We are always baffled and annoyed by a happy marriage between two people we dislike.

We are irritated by rascals, intolerant of fools, and prepared to love the rest. But where are they?

We are never more self-righteous than when giving up what we should have shunned all along.

We are seldom happy with what we now have, but would go to pieces if we lost any part of it.

We can always show that we don't care when we really don't; but that's not when we want to.

We'd all like a reputation for generosity, and we'd all like to buy it cheap.

We lavish on animals the love we are afraid to show to people.
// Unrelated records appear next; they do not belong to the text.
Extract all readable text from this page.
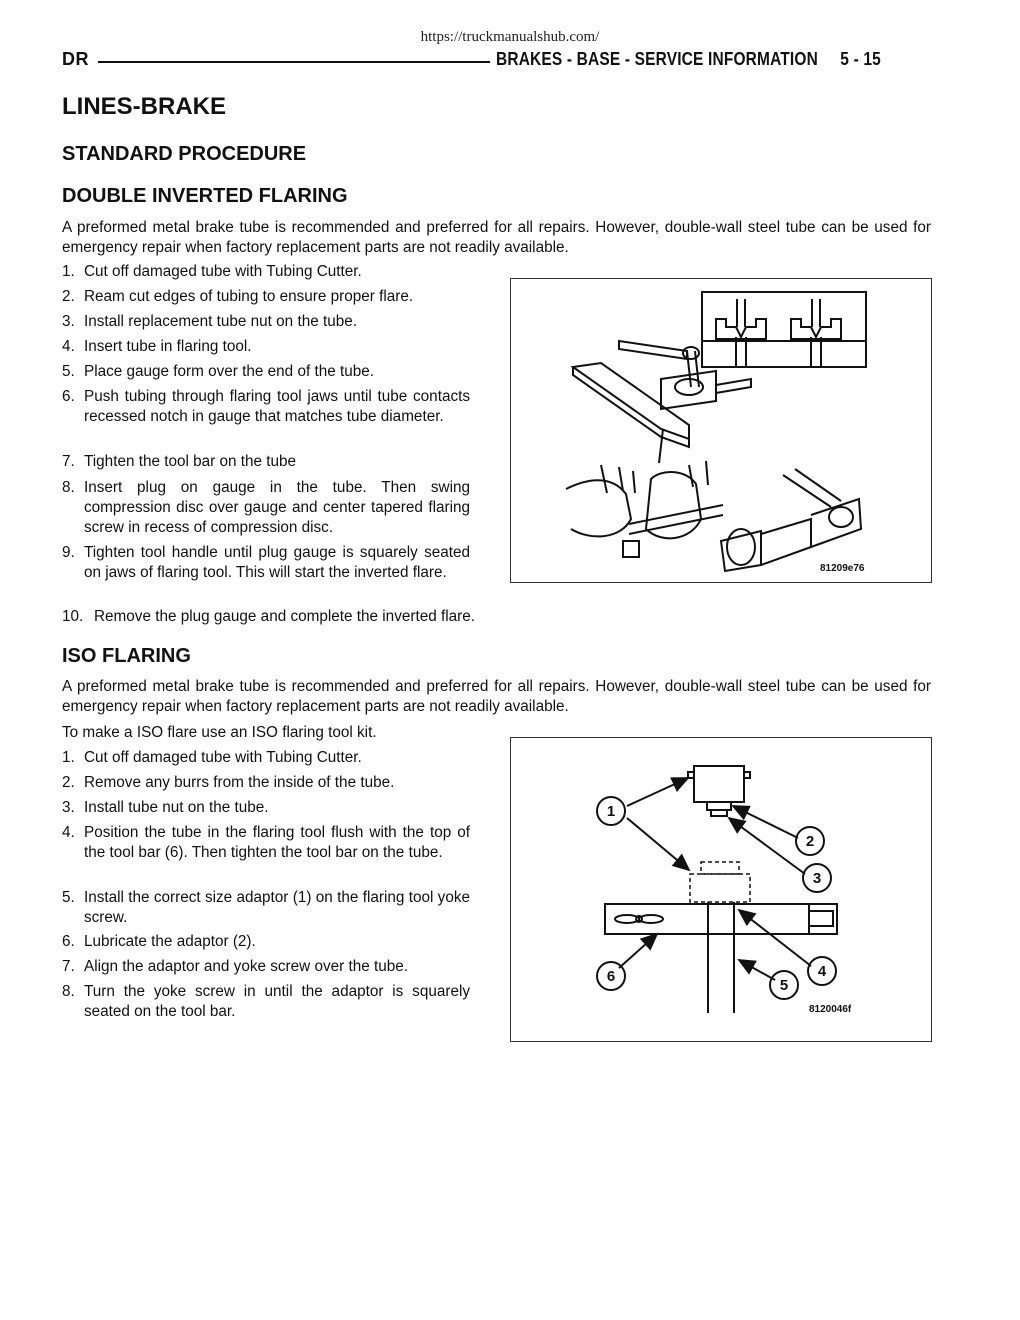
https://truckmanualshub.com/
DR	BRAKES - BASE - SERVICE INFORMATION     5 - 15
LINES-BRAKE
STANDARD PROCEDURE
DOUBLE INVERTED FLARING
A preformed metal brake tube is recommended and preferred for all repairs. However, double-wall steel tube can be used for emergency repair when factory replacement parts are not readily available.
1. Cut off damaged tube with Tubing Cutter.
2. Ream cut edges of tubing to ensure proper flare.
3. Install replacement tube nut on the tube.
4. Insert tube in flaring tool.
5. Place gauge form over the end of the tube.
6. Push tubing through flaring tool jaws until tube contacts recessed notch in gauge that matches tube diameter.
7. Tighten the tool bar on the tube
8. Insert plug on gauge in the tube. Then swing compression disc over gauge and center tapered flaring screw in recess of compression disc.
9. Tighten tool handle until plug gauge is squarely seated on jaws of flaring tool. This will start the inverted flare.
10. Remove the plug gauge and complete the inverted flare.
81209e76
ISO FLARING
A preformed metal brake tube is recommended and preferred for all repairs. However, double-wall steel tube can be used for emergency repair when factory replacement parts are not readily available.
To make a ISO flare use an ISO flaring tool kit.
1. Cut off damaged tube with Tubing Cutter.
2. Remove any burrs from the inside of the tube.
3. Install tube nut on the tube.
4. Position the tube in the flaring tool flush with the top of the tool bar (6). Then tighten the tool bar on the tube.
5. Install the correct size adaptor (1) on the flaring tool yoke screw.
6. Lubricate the adaptor (2).
7. Align the adaptor and yoke screw over the tube.
8. Turn the yoke screw in until the adaptor is squarely seated on the tool bar.
1
2
3
4
5
6
8120046f
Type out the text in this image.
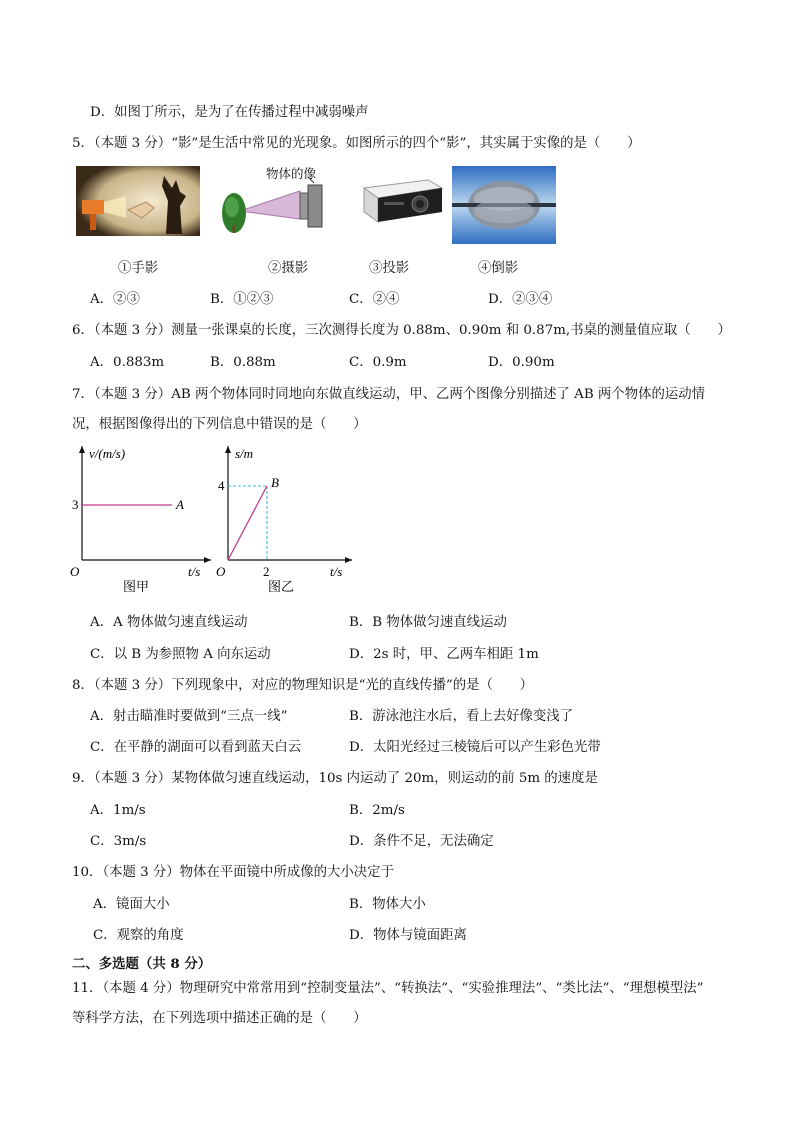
D．如图丁所示，是为了在传播过程中减弱噪声
5．（本题 3 分）“影”是生活中常见的光现象。如图所示的四个“影”，其实属于实像的是（　　）
物体的像
①手影	②摄影	③投影	④倒影
A．②③	B．①②③	C．②④	D．②③④
6．（本题 3 分）测量一张课桌的长度，三次测得长度为 0.88m、0.90m 和 0.87m,书桌的测量值应取（　　）
A．0.883m	B．0.88m	C．0.9m	D．0.90m
7．（本题 3 分）AB 两个物体同时同地向东做直线运动，甲、乙两个图像分别描述了 AB 两个物体的运动情
况，根据图像得出的下列信息中错误的是（　　）
v/(m/s)
3	A
O	t/s
图甲
s/m
4	B
O	2	t/s
图乙
A．A 物体做匀速直线运动	B．B 物体做匀速直线运动
C．以 B 为参照物 A 向东运动	D．2s 时，甲、乙两车相距 1m
8．（本题 3 分）下列现象中，对应的物理知识是“光的直线传播”的是（　　）
A．射击瞄准时要做到“三点一线”	B．游泳池注水后，看上去好像变浅了
C．在平静的湖面可以看到蓝天白云	D．太阳光经过三棱镜后可以产生彩色光带
9．（本题 3 分）某物体做匀速直线运动，10s 内运动了 20m，则运动的前 5m 的速度是
A．1m/s	B．2m/s
C．3m/s	D．条件不足，无法确定
10．（本题 3 分）物体在平面镜中所成像的大小决定于
A．镜面大小	B．物体大小
C．观察的角度	D．物体与镜面距离
二、多选题（共 8 分）
11．（本题 4 分）物理研究中常常用到“控制变量法”、“转换法”、“实验推理法”、“类比法”、“理想模型法”
等科学方法，在下列选项中描述正确的是（　　）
They might not return it; or worse, they might.

We often pray to be better, when in truth we only want to feel better.

"What's for dinner?" is the only question many husbands ask their wives, and the only one to which they care about the answer.

What we forgive too freely doesn't stay forgiven.

What you were sure of yesterday, you know now to be false, but what you are sure of today is absolutely true.

When intellectuals lower their standards, they always expect fanfare.

When we discuss those we love with those who do not love them, the end of love is near.

Women are the right age for just a few years; men, for most of their lives.

You know her, don't you? She goes through life with her horn stuck.

Your children are neither as bad nor as good as you imagine. But then, neither are you.

As I could find no image of her on the Internet, the above picture of Mignon McLaughlin is a link to a larger version, if you wish to see her. The image is from the back cover of her sparkling little gem, The Neurotic's Notebook. I could have included even more. I wonder if she's still alive...such a wit!